God began to speak to me and reveal to me these words, “Your satisfaction will come when you start doing and pursuing what I told you, you were here for.” I was so unsatisfied and frustrated with where I was and where I thought I was going all because I was trying to do it my way. But it doesn’t work like that with God. Soon after that I read a quote from Frederick Buechner, an American writer and theologian, which reads, “The place God calls you to is where your deep gladness and the world’s deep hunger meet.” Let’s just say that quickly became my favorite quote. Ever! It was so applicable to my situation. It said everything I was experiencing.

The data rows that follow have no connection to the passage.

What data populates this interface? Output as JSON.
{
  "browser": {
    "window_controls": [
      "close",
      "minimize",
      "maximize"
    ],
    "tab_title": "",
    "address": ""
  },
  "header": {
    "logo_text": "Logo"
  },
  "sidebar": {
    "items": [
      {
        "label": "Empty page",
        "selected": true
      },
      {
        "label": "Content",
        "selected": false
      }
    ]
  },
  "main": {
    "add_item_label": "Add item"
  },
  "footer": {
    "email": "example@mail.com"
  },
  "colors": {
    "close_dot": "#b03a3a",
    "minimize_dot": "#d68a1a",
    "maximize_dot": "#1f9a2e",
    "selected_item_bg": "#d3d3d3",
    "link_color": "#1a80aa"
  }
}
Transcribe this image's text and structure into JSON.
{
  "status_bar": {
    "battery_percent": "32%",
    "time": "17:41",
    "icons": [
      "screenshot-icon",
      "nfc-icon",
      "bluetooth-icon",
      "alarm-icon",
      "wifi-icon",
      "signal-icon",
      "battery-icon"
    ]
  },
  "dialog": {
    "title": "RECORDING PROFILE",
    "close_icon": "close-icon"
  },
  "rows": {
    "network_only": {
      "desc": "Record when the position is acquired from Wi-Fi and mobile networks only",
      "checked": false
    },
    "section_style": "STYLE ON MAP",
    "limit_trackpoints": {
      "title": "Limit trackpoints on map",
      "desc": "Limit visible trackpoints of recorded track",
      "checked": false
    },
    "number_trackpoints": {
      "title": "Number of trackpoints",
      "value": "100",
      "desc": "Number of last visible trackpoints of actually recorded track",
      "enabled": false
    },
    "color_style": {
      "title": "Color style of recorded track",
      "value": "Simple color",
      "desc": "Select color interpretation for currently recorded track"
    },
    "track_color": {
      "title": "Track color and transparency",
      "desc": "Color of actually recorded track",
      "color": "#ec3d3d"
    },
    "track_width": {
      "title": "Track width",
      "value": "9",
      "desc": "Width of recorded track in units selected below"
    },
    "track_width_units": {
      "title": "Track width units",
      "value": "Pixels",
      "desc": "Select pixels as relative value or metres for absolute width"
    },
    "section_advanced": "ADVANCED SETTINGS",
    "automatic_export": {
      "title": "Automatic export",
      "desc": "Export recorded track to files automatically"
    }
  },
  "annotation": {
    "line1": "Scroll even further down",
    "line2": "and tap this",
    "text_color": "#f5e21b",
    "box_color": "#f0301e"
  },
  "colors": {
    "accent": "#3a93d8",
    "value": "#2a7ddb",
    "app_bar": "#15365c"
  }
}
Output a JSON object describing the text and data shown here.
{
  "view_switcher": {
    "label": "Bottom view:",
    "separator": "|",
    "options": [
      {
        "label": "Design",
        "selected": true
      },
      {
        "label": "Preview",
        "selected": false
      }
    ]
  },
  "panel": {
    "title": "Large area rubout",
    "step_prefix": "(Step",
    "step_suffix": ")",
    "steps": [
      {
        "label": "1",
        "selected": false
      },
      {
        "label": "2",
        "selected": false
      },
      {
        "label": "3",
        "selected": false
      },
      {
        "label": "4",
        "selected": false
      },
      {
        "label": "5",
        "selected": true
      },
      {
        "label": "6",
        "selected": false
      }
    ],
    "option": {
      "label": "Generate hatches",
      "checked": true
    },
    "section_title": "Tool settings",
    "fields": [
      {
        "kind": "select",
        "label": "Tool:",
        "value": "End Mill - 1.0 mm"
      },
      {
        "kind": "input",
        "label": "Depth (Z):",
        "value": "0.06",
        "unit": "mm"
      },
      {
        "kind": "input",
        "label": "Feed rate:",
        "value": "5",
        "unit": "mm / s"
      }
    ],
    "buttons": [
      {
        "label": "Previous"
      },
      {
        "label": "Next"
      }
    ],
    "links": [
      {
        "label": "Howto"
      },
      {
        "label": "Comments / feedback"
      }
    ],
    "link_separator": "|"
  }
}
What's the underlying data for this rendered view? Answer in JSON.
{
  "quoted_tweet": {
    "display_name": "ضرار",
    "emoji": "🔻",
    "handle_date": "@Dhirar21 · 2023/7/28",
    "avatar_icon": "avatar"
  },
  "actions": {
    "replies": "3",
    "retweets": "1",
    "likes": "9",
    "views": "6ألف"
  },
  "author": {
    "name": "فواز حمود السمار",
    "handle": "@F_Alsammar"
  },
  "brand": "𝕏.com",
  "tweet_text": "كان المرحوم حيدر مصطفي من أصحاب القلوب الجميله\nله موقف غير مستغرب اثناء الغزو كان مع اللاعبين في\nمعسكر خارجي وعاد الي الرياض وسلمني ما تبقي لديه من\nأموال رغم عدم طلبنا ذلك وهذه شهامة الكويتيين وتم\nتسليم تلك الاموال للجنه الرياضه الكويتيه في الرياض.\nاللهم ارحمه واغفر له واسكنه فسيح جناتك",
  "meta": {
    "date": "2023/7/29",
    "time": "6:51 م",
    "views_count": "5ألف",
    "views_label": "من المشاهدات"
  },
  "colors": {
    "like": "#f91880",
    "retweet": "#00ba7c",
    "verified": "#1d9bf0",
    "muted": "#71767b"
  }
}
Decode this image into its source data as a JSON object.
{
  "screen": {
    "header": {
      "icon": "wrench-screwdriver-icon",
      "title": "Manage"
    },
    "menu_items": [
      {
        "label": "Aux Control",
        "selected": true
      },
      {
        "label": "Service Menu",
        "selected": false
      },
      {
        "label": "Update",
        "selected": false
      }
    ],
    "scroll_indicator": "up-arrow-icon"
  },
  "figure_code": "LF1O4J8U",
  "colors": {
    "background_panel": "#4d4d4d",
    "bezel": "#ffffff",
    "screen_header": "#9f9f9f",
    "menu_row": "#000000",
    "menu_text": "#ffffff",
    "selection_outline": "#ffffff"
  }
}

Jesus explains in Matthew 6 that he will give us what we need if we take care of His church and follow His plan. He will provide for us the basics; food, water, and shelter. I have heard this passage of scripture time and time again while growing up in the church, but it wasn’t until just recently that it really impacted me and was made clear to me. If you take this verse from a selfish point of view, which I had done my whole life, you see it as just receiving the basics. Part of me always thought, “I want more.” But I didn’t need more. And in this passage of scripture Jesus explains that the pagans toil their entire lives just to get these 3 things, but all we have to do is follow His plan, and He says He will give them to us. Just saying the word ‘toil’ is depressing. Why toil for excess when all I have to do is follow His plans?
So, if you aren’t satisfied in life, ask yourself a few questions. Am I following God’s plan? Am I listening and heeding to His voice? What are my true motives for the things I am pursuing? Am I striving for excess material things or excess of God’s presence?